# Unmarking Bad Sectors



## Fleekar (Apr 8, 2008)

So the other day I ran scandisk on my 300gb external Buffalo(Maxtor) hard drive. I had just finished burning a bunch of DVDs from it. I had about 40gb of free space. After running it with the options to automatically fix errors and attempt recovery of bad sectors, I suddenly found my HD full the next day when trying to copy files into it. Did a chkdsk and found that ALL 40 of those gigs became marked as bad sectors and were no longer accessible. I'm quite sure the HD is fine as I still continue to use it and the sectors have not increased in the past few days. I think it was an error on scandisk's part.

So now I'm wondering how to unmark or remove those bad sectors to make them available again without having to reformat. So far I'm using HDD regenerator 1.51 as I've heard it can recover them but it is extremely slow. It's able to scan about 1 gb every 1.5 hours. Scanning the whole thing would take almost 3 weeks. Of course I'll use it as an option but is there a faster way? Or at least a way to find the sectors since the program can start wherever u specify. That way I won't have to scan over clean sectors.
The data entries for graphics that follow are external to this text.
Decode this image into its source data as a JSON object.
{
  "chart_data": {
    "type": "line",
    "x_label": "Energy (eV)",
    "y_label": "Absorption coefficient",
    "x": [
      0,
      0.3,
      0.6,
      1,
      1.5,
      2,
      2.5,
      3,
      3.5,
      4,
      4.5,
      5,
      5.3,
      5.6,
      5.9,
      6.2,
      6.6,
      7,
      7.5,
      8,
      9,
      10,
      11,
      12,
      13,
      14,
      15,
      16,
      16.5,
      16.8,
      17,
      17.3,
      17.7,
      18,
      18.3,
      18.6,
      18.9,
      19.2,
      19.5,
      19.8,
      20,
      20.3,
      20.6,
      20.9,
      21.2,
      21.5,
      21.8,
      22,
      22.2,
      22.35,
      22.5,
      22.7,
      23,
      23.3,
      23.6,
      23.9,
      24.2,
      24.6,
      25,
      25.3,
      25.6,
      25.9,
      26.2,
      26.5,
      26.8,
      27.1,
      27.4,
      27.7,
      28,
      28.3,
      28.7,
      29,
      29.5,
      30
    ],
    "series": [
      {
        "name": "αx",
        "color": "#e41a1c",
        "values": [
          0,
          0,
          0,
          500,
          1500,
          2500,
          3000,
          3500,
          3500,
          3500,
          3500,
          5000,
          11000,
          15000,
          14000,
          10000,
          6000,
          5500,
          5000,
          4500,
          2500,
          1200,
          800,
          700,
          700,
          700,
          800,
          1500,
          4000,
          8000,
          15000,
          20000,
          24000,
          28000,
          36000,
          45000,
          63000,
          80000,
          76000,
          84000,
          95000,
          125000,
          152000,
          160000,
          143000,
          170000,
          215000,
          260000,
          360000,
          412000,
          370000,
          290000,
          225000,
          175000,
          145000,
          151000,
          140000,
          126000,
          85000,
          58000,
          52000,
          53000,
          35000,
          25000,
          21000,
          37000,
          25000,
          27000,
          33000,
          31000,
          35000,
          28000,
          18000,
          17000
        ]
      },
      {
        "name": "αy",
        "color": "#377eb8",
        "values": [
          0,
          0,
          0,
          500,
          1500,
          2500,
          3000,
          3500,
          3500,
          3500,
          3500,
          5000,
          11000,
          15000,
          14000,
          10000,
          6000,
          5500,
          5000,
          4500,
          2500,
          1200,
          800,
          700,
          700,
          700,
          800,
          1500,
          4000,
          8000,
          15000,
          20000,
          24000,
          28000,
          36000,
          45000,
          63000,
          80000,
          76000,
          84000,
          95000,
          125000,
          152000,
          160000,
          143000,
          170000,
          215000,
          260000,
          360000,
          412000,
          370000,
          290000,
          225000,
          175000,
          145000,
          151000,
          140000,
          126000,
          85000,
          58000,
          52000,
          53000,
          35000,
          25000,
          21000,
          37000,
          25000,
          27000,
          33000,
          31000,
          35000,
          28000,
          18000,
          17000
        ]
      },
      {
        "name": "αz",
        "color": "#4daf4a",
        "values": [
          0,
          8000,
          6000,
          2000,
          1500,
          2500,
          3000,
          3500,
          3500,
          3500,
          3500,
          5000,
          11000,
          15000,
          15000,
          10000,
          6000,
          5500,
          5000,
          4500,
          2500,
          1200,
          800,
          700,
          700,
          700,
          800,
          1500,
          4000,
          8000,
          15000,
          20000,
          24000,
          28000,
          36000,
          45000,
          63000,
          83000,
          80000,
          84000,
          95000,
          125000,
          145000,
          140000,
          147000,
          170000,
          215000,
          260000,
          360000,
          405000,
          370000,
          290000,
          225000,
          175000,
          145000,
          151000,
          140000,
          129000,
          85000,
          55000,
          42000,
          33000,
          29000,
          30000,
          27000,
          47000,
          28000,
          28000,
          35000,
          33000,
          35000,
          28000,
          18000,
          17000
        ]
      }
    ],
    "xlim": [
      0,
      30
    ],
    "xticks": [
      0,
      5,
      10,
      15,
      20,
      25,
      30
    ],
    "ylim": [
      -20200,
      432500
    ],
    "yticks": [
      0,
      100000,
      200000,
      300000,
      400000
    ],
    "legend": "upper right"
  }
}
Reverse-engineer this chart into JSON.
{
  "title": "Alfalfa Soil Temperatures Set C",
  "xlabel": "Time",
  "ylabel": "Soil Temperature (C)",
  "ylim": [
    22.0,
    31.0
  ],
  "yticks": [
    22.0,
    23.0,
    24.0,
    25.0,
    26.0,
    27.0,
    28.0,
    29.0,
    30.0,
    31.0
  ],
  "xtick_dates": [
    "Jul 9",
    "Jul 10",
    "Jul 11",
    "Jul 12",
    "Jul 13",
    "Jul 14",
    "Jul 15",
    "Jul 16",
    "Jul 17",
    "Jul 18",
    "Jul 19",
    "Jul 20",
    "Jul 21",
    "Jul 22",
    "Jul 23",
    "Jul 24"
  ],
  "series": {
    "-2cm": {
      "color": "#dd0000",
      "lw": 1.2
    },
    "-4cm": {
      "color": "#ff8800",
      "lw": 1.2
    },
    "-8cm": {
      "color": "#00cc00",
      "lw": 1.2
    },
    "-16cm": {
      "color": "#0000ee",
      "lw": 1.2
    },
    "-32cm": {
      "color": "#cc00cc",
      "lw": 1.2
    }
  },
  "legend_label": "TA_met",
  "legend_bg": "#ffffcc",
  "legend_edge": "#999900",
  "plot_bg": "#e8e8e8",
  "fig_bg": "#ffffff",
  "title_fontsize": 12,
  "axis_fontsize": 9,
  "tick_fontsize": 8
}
So far I've only gone through 10 gb in the past 2 days and it has found nothing yet.

If my drive is indeed on route toward total failure I might just buy a new external and put this one away after transferring files, but I'm thinking that isn't the case.


----------



## W1zzard (Apr 8, 2008)

40 gb of bad sectors has a cause other than actual bad sectors.

is scandisk even supposed to work on external drives?

can you put the disk into your pc and check if it shows the errors there too ?

if yes, RMA


----------